8 Better Ways To Say 'Happy Birthday'
It's my birthday and I'll sigh if I want to.
Greetings card company Moonpig recently hilariously asked people to stop uploading their genitals to their signature customised cards. One user responded saying, "sorry I'll have a word with Gran...again."
But I can see why people resorted to this.
Today is my birthday, but if I hear you wishing me a 'happy birthday,' you'll be met with a cranky scowl.
It has nothing to do with my age (the 30's are glorious). It's the phrase. I loathe it.
I know I sound like a cantankerous old git before my time. But 'happy birthday' is one of the dullest and least original phrases in the English language, yet one we use the most often.
It’s well-meaning enough, but it’s so painfully anodyne it’s almost offensive. It ignores the number one rule of excellent communication: tailor for your audience.
Surely we can get more creative and original than this?
I’ve sometimes considered deliberately sending my happy returns a day late just so I can jazz up the stale phrase with the sexy prefix: ‘belated.’
Opening Facebook on your one special day of the year initially feels glorious (‘you have 700 new notifications’). But then you realise that 678 of them just say ‘happy birthday, have a good one.’ And half of them are from people you’ve met less than a dozen times.
READ MORE: Is This The World's Oldest Cat?
If you’ve met someone less than a dozen times, how about not wishing them a happy birthday at all (except for silently). Get to know them better. Then you might actually have something original or witty to say on their special day, rather than the single most tired, worn out and meaningless phrase in the English language.
Even the song is tired. The lyrics aren’t just tired. They’re exhausted. And beyond boring. The Stevie Wonder version is infinitely better -- adds a bit of soul to proceedings.
There’s a start. You have your soundtrack sorted. Now to get more inventive.
Verses in greetings cards themselves can feel ill-suited to providing the bespoke communications that persuade the recipient that some sort of effort has been made to make them feel special.
One friend used to have fun with my birthday -- sending me two birthday cards yearly -- one for me, and one for my forehead (so large, she argued, it warrants its own). I recently took up the habit of buying ‘with greatest sympathy’ cards, intended to comfort the grieving, for anyone aged over 43 (it’s my scary age). Inside I simply write: "Sorry you’re so old now."
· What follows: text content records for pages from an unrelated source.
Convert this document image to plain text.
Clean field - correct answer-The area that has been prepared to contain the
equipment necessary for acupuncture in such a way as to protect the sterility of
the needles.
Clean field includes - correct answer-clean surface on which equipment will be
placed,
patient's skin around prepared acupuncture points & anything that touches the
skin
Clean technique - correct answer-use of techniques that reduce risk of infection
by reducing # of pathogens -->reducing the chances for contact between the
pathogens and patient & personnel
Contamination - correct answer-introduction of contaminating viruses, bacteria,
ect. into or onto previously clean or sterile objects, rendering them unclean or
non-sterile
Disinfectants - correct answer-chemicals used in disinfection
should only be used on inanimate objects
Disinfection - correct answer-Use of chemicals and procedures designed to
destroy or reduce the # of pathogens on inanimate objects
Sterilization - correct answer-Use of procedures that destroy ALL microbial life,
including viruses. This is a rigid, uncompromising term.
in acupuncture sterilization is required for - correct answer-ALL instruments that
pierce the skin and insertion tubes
There has to be a better way than this to inject some fun into the birthday lexicon. Here are eight ways to say happy birthday without actually saying ‘happy birthday.’
1. Affectionate invective
Have you noticed how greetings cards have cottoned on to how dull the birthday vernacular is? In response, greeting cards have become increasingly puerile or aggressive -- 'Happy Birthday, YOU RANCID OLD WHORE' -- they scream.
An affectionate insult, rather than an aggressive or puerile one, can spice things up a little. I like being called a verbose ginger midget on my birthday. It affirms my identity. And it’s bespoke.
2) Three compliments
If pejorative just ain’t your jam, how about three thoughtful, specific compliments for the birthday girl or boy? Can be done in their card or on Facebook. Birthday compliments. Make it a thing.
3) Excessive formality
Returns of the manifold and felicitous variety are infinitely more interesting than ‘many happy returns.’ Reinvent the wheel. Get playful with language. Expose character, colour and, most of all, uniqueness. Both in you and your intended recipient.
4) A poem
Instead of the tired old phrase happy birthday
Let’s get into some fun linguistic play
We can surely all do better than the status quo
Please promise me you’ll give it a go
You don’t have to resort to being rude or crass
Just inject some thought, effort and a little sass
And honestly I can’t think of a better way
Than personalised rhyming couplets on the special day
5) Tell a joke
Anything’s better than those four dull syllables; even dad jokes.
6) Gift the birthday recipient with a classic quote
Oscar Wilde, Dorothy Parker, Groucho Marx, Mae West -- the queens and kings of the one-liner may help you out if you’re not feeling very original and in need of inspiration.
Maybe leave out those irritating saccharine Instagram positive mantras, vom. It’s a birthday, not a wake.
I’ll be plagiarising Groucho Marx on my birthday party: “I’ve had a perfectly wonderful evening. But this wasn’t it.”
7) Is it the birthday of your partner or someone you’ve started dating?
Ask them Mandy Len Catron’s ‘36 questions to fall in love.’
I think these are great to get to know new friends, too. Fascinating. And would make their birthday memorable!
8) Say it in a foreign language
Here are 35 ways to say it in another language to add spice, colour and flavour. Our neighbours do it best -- French has the most class (obvs) -- so much so it deserves italics: Joyeux Anniversaire. And German sounds like a command deserving caps lock: ALLES GUTE ZUM GEBURTSTAG.
Mine is October 19th. Feel free to get in touch. But you have been warned.